Minor Detail by Adania Shibli, translated by Elisabeth Jacquette
Adania Shibli’s slim and devastating Minor Detail is less about the erasure of the self and more about the disorienting experience of moving through a once-familiar, beloved landscape that is in the process of being erased. The first half of the novella depicts, in spare prose and unflinching detail, the rape and murder of a Bedouin woman by Israeli soldiers in Palestine in 1949. In the second half, an unnamed narrator in Ramalla undertakes a dangerous journey across borders and through checkpoints in order to learn more about the crime. The evidence she seeks is the kind of minor detail “like dust on the desk or fly shit on a painting, as the only way to arrive at the truth and definitive proof of its existence.” But no one she meets can tell her anything about the crime; and the further she travels into an occupied land from which all traces of Palestinian villages have been erased, the more disoriented she becomes. In a space in which the unimaginable—rape, murder, the bombing of the office building next door to hers—is so unrelenting as to become mundane, one’s very existence begins to feel surreal, unlikely, and nightmarish.
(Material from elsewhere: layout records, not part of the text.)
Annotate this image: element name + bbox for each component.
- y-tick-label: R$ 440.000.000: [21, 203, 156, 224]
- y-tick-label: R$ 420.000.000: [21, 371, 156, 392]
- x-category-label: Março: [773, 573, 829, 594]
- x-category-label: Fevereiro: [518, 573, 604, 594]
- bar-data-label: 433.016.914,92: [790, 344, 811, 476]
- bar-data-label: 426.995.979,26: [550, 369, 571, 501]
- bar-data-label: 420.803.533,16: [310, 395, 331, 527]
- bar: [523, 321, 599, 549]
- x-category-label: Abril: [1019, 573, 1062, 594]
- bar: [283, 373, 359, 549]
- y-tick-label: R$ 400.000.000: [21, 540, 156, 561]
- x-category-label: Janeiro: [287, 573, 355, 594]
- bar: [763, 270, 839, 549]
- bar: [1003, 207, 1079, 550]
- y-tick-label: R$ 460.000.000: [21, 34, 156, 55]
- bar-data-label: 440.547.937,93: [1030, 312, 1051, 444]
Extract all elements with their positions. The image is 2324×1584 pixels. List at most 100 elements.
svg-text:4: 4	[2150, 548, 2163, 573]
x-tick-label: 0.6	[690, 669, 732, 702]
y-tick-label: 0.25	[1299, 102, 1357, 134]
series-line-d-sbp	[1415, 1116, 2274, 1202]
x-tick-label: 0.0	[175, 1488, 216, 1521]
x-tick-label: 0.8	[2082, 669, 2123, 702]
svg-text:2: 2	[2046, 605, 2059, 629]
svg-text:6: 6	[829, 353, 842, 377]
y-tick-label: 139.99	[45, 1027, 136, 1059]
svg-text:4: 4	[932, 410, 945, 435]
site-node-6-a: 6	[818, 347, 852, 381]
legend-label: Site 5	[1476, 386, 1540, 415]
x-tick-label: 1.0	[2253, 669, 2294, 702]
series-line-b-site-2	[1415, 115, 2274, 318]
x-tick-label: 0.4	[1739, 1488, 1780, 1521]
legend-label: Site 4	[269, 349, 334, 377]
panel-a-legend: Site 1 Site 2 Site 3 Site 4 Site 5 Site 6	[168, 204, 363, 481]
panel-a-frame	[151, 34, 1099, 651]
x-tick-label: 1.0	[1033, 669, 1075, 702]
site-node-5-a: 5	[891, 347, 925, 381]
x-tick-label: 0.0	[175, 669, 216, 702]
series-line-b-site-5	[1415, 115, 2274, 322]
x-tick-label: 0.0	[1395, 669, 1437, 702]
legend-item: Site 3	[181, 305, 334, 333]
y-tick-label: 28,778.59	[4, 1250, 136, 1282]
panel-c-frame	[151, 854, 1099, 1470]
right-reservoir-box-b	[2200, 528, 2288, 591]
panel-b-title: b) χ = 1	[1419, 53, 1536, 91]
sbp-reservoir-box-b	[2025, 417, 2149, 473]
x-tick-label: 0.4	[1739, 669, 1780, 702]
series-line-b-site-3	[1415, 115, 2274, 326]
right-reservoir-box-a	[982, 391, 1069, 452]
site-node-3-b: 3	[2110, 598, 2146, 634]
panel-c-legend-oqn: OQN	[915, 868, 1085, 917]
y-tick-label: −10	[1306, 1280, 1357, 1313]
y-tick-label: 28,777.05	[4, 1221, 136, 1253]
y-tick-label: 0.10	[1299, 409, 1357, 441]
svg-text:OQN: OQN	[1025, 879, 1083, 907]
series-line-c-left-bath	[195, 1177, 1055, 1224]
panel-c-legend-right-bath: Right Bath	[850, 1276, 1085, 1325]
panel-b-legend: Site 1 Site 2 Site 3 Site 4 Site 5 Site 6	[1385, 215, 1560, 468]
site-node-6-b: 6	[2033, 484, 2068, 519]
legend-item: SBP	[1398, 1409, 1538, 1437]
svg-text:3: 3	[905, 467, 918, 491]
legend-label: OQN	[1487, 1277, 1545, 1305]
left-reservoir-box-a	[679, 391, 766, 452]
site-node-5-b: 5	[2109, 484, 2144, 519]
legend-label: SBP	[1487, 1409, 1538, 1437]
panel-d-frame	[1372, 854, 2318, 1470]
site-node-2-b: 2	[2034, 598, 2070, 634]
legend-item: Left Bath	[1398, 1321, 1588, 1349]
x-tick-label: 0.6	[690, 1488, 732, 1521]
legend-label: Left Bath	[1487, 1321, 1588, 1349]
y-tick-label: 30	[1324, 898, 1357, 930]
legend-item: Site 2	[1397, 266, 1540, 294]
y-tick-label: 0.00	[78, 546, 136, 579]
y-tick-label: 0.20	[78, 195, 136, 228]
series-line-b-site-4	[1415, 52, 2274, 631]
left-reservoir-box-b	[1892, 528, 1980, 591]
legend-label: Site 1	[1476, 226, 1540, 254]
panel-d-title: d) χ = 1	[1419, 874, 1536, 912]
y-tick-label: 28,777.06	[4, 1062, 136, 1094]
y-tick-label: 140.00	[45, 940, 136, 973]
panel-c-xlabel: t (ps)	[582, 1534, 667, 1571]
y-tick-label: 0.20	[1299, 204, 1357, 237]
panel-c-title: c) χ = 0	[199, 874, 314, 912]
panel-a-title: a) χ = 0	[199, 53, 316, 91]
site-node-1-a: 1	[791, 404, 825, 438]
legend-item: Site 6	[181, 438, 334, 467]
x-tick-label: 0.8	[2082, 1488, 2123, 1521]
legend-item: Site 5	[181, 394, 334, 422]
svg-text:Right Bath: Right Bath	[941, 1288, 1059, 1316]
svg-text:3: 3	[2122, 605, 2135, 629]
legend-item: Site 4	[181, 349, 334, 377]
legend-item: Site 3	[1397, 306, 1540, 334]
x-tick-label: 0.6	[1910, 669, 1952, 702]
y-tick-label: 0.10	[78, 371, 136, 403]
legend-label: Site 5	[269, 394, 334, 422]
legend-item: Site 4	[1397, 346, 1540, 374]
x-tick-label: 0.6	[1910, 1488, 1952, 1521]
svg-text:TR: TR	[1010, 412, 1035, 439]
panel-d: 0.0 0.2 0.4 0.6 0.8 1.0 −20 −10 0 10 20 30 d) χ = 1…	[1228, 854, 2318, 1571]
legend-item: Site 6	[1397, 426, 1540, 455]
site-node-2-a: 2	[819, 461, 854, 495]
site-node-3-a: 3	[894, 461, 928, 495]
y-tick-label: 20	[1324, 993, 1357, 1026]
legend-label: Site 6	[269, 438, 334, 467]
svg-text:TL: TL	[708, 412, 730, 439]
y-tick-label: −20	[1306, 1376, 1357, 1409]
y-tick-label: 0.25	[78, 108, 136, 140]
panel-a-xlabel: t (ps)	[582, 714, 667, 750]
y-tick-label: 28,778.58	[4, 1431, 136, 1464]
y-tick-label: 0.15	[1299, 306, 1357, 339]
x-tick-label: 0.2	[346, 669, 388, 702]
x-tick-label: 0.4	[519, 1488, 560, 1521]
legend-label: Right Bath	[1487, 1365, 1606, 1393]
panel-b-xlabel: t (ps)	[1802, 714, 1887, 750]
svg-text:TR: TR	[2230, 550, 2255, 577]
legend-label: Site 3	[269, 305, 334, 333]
The Girl I Am, Was, and Never Will Be by Shannon Gibney
“The literature of adoption,” writes Shannon Gibney, “is a fictional genre in itself.” In The Girl I Am, Was, and Never Will Be, Gibney leans into this argument by weaving together her own actual adoption story (including documents and photographs) and the story of what might have happened if she had remained with her birth mother. By intentionally combining memoir with speculative fiction, the book illuminates the multiple pathways that exist between the past and the present. Gibney’s fictionalization of memory liberates the narrator from the impossible project of perfectly reconstructing the past, provides her a new angle on the present, and reminds us that the boundaries between inside and outside, truth and dream, fact and fiction are much more permeable than they appear.